The bad news is that, stringent counter-measures and all, China saw it’s first reported case of domestic swine flu today. But even with the latest H1N1 strain making it’s first appearance in Venezuela, Paraguay¬†and several other South American nations this week, there may be more cause for celebration than outright terror. The virus doesn’t seem to be sweeping the southern hemisphere, where flu season is in full swing, with beyond normal levels of contagion.

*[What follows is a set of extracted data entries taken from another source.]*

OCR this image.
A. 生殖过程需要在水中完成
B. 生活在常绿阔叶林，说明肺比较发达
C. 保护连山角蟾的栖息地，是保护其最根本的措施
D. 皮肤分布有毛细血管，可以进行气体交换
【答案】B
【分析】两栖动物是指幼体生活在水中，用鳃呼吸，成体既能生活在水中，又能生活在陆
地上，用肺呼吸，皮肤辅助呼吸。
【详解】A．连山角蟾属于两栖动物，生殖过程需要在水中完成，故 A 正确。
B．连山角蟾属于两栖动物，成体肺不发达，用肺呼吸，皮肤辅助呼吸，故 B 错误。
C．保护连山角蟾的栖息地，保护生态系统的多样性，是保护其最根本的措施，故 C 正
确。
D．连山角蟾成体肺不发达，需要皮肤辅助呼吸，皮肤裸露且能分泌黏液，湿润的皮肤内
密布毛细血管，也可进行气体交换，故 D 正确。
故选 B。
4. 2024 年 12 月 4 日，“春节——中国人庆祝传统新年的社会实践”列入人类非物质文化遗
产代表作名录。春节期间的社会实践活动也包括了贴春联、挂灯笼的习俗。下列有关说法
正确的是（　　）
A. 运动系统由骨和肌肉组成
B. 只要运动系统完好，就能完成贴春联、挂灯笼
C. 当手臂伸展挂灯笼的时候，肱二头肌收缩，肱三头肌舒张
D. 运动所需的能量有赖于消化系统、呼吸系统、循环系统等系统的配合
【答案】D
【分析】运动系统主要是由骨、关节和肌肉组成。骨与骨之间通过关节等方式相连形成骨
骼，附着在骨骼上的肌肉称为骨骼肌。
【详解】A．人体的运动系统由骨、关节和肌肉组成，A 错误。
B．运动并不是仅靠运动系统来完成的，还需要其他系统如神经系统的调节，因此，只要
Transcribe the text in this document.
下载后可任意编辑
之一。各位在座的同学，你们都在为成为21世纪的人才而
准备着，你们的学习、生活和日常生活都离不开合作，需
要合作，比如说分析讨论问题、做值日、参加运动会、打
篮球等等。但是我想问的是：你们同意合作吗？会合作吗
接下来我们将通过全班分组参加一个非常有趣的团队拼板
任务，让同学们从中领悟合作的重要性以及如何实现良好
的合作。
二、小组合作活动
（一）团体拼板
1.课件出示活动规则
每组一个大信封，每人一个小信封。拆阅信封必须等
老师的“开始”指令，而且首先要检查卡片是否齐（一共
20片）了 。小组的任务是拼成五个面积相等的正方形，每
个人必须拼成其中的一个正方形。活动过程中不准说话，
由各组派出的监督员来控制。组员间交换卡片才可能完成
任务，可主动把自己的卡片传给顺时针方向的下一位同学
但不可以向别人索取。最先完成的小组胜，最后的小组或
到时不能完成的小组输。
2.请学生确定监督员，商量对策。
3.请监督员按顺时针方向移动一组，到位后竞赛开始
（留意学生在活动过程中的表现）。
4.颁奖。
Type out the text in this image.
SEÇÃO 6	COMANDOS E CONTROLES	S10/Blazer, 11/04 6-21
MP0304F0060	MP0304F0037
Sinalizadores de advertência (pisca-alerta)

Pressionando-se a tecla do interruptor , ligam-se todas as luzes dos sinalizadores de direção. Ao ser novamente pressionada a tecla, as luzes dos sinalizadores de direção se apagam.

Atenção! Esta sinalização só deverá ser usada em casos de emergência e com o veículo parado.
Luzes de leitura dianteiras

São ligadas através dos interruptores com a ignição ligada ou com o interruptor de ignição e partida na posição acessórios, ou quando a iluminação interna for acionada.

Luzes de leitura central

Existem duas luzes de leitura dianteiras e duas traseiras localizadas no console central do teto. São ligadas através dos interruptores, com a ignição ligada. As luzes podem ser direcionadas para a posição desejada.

Meanwhile, research labs in the US and UK have both successfully produced “starting strains” of the young virus. These strains, which hybridize the new flu with extant viral strains, are the first steps toward a vaccine for the disease. The two existing strains are being shipped to labs throughout the world allowing researchers to start developing ways to fight the newest H1N1 virus. And with Australian researchers nearing completion on a third starting strain, the chances that we’ll have a functioning vaccine sometime in the near future are actually pretty good.

And while a vaccine is great news, quickly identifying viral outbreaks is about to get a lot easier, thanks to research firm Ostendum. The company has produced a prototype device that can detect the presence of a particular virus in just minutes. Seemingly straight out of James Bond movies, the gadget is light weight and portable, and can also be used to uncover specific bacteria or proteins with just a small sample of blood or saliva. If all goes well, the company plans to have every hypochondriac’s handheld best friend to market by late next year.